Reproductive autonomy—control over outcomes including contraceptive use and childbearing—is a human right and vital to women’s empowerment. Those whose reproductive autonomy is threatened by the structures and relationships in their lives are at risk of coercion and unplanned pregnancy and could benefit from additional services. The Reproductive Autonomy Scale (RAS) was developed in the USA to assess women’s reproductive autonomy; this study evaluates the RAS for use in the UK.
After testing, the RAS was incorporated into an online survey of women of reproductive age. Those who were sexually active were asked to complete the RAS, which was evaluated according to classical test theory. Reliability was assessed via internal consistency and a 3-month test-retest. Construct validity was assessed using hypothesis testing and confirmatory factor analysis.

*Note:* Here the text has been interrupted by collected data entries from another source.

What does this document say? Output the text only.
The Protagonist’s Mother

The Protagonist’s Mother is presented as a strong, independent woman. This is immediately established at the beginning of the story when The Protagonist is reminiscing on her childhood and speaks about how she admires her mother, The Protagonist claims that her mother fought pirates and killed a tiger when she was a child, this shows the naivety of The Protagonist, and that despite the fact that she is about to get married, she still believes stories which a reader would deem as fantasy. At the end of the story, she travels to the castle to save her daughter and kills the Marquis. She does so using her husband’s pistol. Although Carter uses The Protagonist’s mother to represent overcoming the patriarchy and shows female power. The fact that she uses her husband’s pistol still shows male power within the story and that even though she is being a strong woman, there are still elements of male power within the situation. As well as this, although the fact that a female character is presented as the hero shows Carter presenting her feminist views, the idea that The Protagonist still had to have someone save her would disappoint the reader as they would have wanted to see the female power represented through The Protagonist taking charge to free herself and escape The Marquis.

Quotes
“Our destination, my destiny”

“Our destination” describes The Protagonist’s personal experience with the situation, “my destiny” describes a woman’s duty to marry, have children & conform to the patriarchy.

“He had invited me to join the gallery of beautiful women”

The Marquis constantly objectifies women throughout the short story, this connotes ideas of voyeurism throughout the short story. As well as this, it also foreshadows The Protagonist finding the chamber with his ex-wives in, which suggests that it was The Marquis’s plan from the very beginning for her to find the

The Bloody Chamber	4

For 826 women the RAS was highly acceptable, with a response rate of >97.7%. Almost the whole range of reproductive autonomy scores were captured. Internal consistency was good, with a Cronbach’s α of 0.75. Test-retest reliability was fair-good with an intraclass correlation coefficient of 0.67. Construct validity analysis found the scale to be valid based on our hypothesis that among women who want to avoid pregnancy, those with higher reproductive autonomy will be more likely to use contraception. The three-factor structure of the scale was confirmed on confirmatory factor analysis.
The RAS is valid and reliable for use in the UK. This tool holds potential utility across research, clinical practice, health interventions and policy development.